I’m really glad that I spent so much time analyzing Welcome to Pine Point last week. It gave me a lot of good ideas for what I do and don’t want to do in my interactive documentary. One thing that bothered me about Pine Point was how much the story and our understanding of Pine Point (the town, the people in it) were centered on the perspectives of the narrator (one of the creators, Mike Simons). While he interviewed several Pine Pointers and offered up some facts about the town and how it was erased, the overall story seemed to focus on his own nostalgia for the/a past and his romanticizing reverence for Pine Point as the town that never changed.

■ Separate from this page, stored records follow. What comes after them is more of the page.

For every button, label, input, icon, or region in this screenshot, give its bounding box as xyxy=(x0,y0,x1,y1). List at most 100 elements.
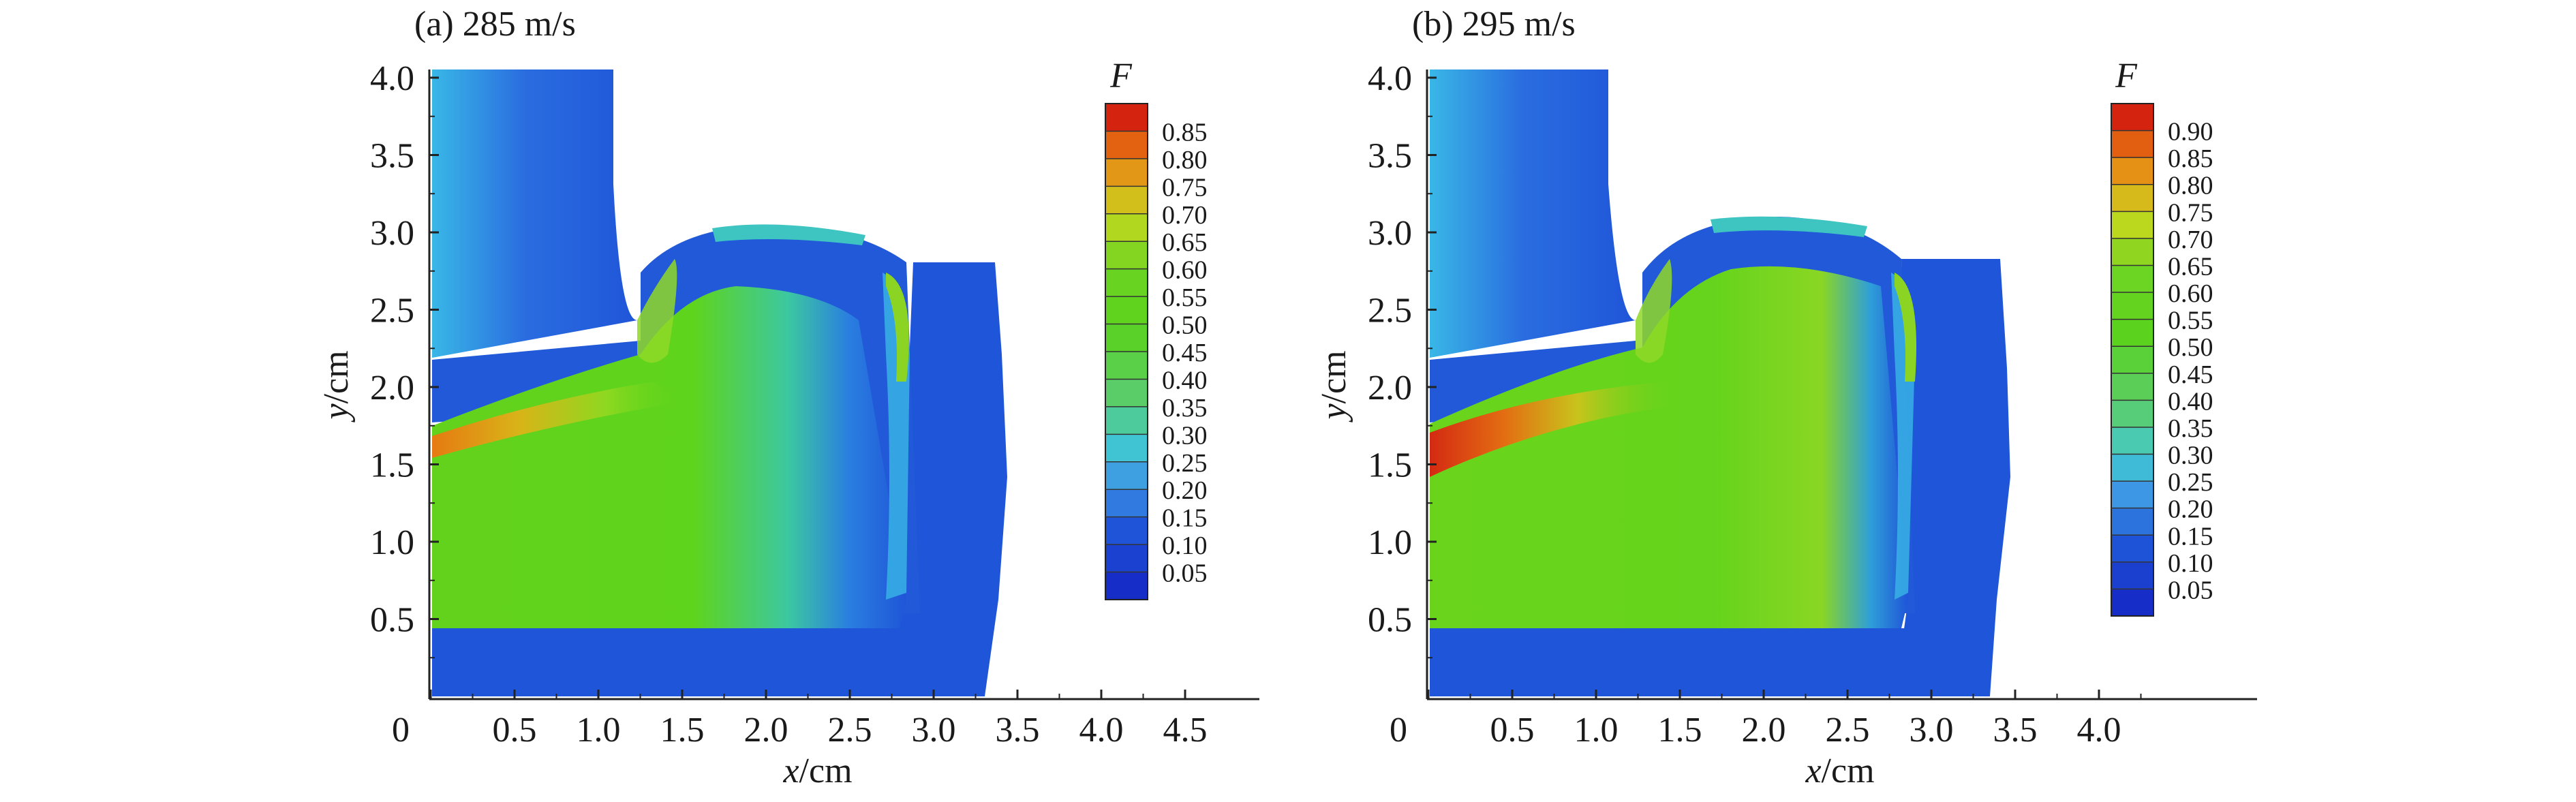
panel-a-colorbar-band xyxy=(1105,516,1148,545)
panel-b-colorbar-tick-label: 0.30 xyxy=(2168,442,2213,470)
panel-a-y-tick-label: 4.0 xyxy=(370,59,414,98)
panel-a-colorbar-band xyxy=(1105,186,1148,215)
panel-a-colorbar-tick-label: 0.05 xyxy=(1162,559,1208,588)
panel-b-colorbar-tick-label: 0.75 xyxy=(2168,198,2213,227)
panel-b-colorbar-frame xyxy=(2111,103,2154,617)
panel-a-colorbar-tick-label: 0.75 xyxy=(1162,173,1208,202)
panel-a-origin-label: 0 xyxy=(392,711,410,750)
panel-a-colorbar-band xyxy=(1105,213,1148,242)
panel-b-colorbar: F 0.050.100.150.200.250.300.350.400.450.… xyxy=(2111,57,2213,617)
panel-b-colorbar-band xyxy=(2111,130,2153,158)
panel-a-x-tick-label: 2.5 xyxy=(828,711,872,750)
panel-b-x-tick-label: 1.5 xyxy=(1658,711,1702,750)
panel-a-x-tick-label: 3.5 xyxy=(996,711,1040,750)
panel-b-colorbar-band xyxy=(2111,481,2153,509)
panel-b-colorbar-band xyxy=(2111,400,2153,428)
panel-b-x-tick-label: 4.0 xyxy=(2077,711,2121,750)
panel-b-colorbar-tick-label: 0.85 xyxy=(2168,144,2213,173)
panel-a-colorbar-tick-label: 0.10 xyxy=(1162,531,1208,560)
panel-b-colorbar-tick-label: 0.15 xyxy=(2168,522,2213,551)
panel-a-colorbar: F 0.050.100.150.200.250.300.350.400.450.… xyxy=(1105,57,1208,600)
panel-a-x-tick-label: 3.0 xyxy=(912,711,956,750)
panel-b-colorbar-band xyxy=(2111,292,2153,320)
panel-b-colorbar-band xyxy=(2111,104,2153,132)
panel-b-colorbar-tick-label: 0.90 xyxy=(2168,118,2213,146)
panel-a-colorbar-tick-label: 0.70 xyxy=(1162,201,1208,230)
panel-b-y-tick-label: 0.5 xyxy=(1368,601,1412,640)
panel-a-title: (a) 285 m/s xyxy=(414,5,576,44)
panel-a-contour-field xyxy=(432,70,1007,696)
panel-a-colorbar-band xyxy=(1105,324,1148,352)
panel-a-y-tick-label: 0.5 xyxy=(370,601,414,640)
panel-a-colorbar-tick-label: 0.65 xyxy=(1162,228,1208,257)
panel-b-y-tick-label: 4.0 xyxy=(1368,59,1412,98)
panel-b-contour-field xyxy=(1430,70,2010,696)
panel-b-y-tick-label: 3.0 xyxy=(1368,214,1412,253)
panel-a-colorbar-tick-label: 0.40 xyxy=(1162,366,1208,395)
panel-b-colorbar-band xyxy=(2111,346,2153,374)
panel-b-y-tick-label: 3.5 xyxy=(1368,137,1412,176)
panel-a-colorbar-band xyxy=(1105,434,1148,463)
panel-b-colorbar-tick-label: 0.10 xyxy=(2168,549,2213,578)
panel-b-colorbar-tick-label: 0.05 xyxy=(2168,576,2213,604)
panel-a-colorbar-band xyxy=(1105,241,1148,270)
panel-b-title: (b) 295 m/s xyxy=(1412,5,1576,44)
panel-a-x-tick-label: 2.0 xyxy=(744,711,788,750)
panel-a-colorbar-tick-label: 0.35 xyxy=(1162,394,1208,422)
panel-a-y-tick-label: 1.5 xyxy=(370,446,414,485)
panel-b: 0.5 1.0 1.5 2.0 2.5 3.0 3.5 4.0 0 0.5 1.0 1.5 2.0 2.… xyxy=(1315,5,2257,790)
panel-a-colorbar-tick-label: 0.60 xyxy=(1162,256,1208,285)
panel-a-colorbar-tick-label: 0.15 xyxy=(1162,504,1208,533)
panel-b-ylabel: y/cm xyxy=(1315,350,1353,422)
panel-a-colorbar-band xyxy=(1105,406,1148,435)
panel-a-colorbar-label: F xyxy=(1109,57,1133,95)
panel-b-colorbar-band xyxy=(2111,508,2153,536)
panel-b-x-tick-label: 1.0 xyxy=(1574,711,1619,750)
panel-b-colorbar-band xyxy=(2111,157,2153,185)
panel-b-colorbar-tick-label: 0.70 xyxy=(2168,226,2213,254)
panel-b-y-tick-label: 1.5 xyxy=(1368,446,1412,485)
panel-a-colorbar-tick-label: 0.20 xyxy=(1162,476,1208,505)
panel-a-colorbar-band xyxy=(1105,572,1148,600)
panel-a-colorbar-band xyxy=(1105,544,1148,573)
panel-b-x-tick-label: 3.0 xyxy=(1910,711,1954,750)
panel-b-colorbar-band xyxy=(2111,184,2153,212)
panel-b-colorbar-tick-label: 0.25 xyxy=(2168,468,2213,497)
panel-a-axes: 0.5 1.0 1.5 2.0 2.5 3.0 3.5 4.0 4.5 0 0.5 1.0 1.5 2.… xyxy=(370,59,1259,750)
panel-b-colorbar-band xyxy=(2111,589,2153,617)
panel-a-x-tick-label: 1.5 xyxy=(660,711,705,750)
panel-a-colorbar-band xyxy=(1105,489,1148,518)
panel-b-colorbar-tick-label: 0.80 xyxy=(2168,172,2213,200)
panel-b-x-tick-label: 2.5 xyxy=(1826,711,1870,750)
panel-b-x-tick-label: 0.5 xyxy=(1490,711,1535,750)
panel-b-colorbar-band xyxy=(2111,561,2153,590)
panel-a-colorbar-tick-label: 0.45 xyxy=(1162,339,1208,367)
panel-a-colorbar-band xyxy=(1105,352,1148,380)
panel-b-colorbar-tick-label: 0.20 xyxy=(2168,495,2213,524)
panel-b-colorbar-band xyxy=(2111,454,2153,482)
panel-b-colorbar-tick-label: 0.40 xyxy=(2168,387,2213,416)
panel-a-colorbar-band xyxy=(1105,461,1148,490)
panel-b-y-tick-label: 2.0 xyxy=(1368,369,1412,407)
panel-a: 0.5 1.0 1.5 2.0 2.5 3.0 3.5 4.0 4.5 0 0.5 1.0 1.5 2.… xyxy=(317,5,1259,790)
panel-a-x-tick-label: 1.0 xyxy=(577,711,621,750)
panel-a-colorbar-band xyxy=(1105,104,1148,132)
panel-b-colorbar-tick-label: 0.35 xyxy=(2168,414,2213,443)
panel-b-x-tick-label: 3.5 xyxy=(1993,711,2038,750)
panel-a-colorbar-tick-label: 0.30 xyxy=(1162,421,1208,450)
panel-a-colorbar-band xyxy=(1105,379,1148,407)
panel-b-colorbar-band xyxy=(2111,238,2153,266)
panel-b-colorbar-tick-label: 0.50 xyxy=(2168,333,2213,362)
panel-b-axes: 0.5 1.0 1.5 2.0 2.5 3.0 3.5 4.0 0 0.5 1.0 1.5 2.0 2.… xyxy=(1368,59,2257,750)
panel-a-ylabel: y/cm xyxy=(317,350,356,422)
panel-b-y-tick-label: 2.5 xyxy=(1368,292,1412,330)
panel-b-colorbar-band xyxy=(2111,211,2153,239)
panel-b-y-tick-label: 1.0 xyxy=(1368,523,1412,562)
panel-a-xlabel: x/cm xyxy=(782,752,852,790)
panel-a-colorbar-tick-label: 0.55 xyxy=(1162,283,1208,312)
panel-b-colorbar-band xyxy=(2111,535,2153,563)
panel-a-colorbar-band xyxy=(1105,158,1148,187)
panel-b-xlabel: x/cm xyxy=(1805,752,1874,790)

I’m particularly sensitive to nostalgia, reverence and romanticizing because I worry about it with my own stories about the farm. In fact, finding a way to honor my heritage and recount the stories without romanticizing them is one of my goals. Throughout Welcome to Pine Point, the narrator recognizes the tendency to romanticize, but he doesn’t ever seem to challenge it or work to correct it in his own accounts.
In Welcome to Pine Point, the town seems unreal: a figment of fantasy that only exists as a memory or legend. But, the town actually did exist. And it was located on a map. Why didn’t the Googles (who created this doc) include a page with a map? I think a map would enable a user, especially one who isn’t that familiar with the Northwest Territory, to see Pine Point as a real place in a specific location (instead of standing in as the legendary town-that-never-changed). I imagine that the lack of map was deliberate; it contributed to the haunting effect of the story and to the appeal of Pine Point as a place like no other.
I want to include a map of Amasa and the farm in my interactive documentary. Even as my stories about the farm will be (somewhat) romantic and vague (lacking many details and dates), I’m not interested in presenting the farm as a mythical place. It did (and still does) exist in a fixed location.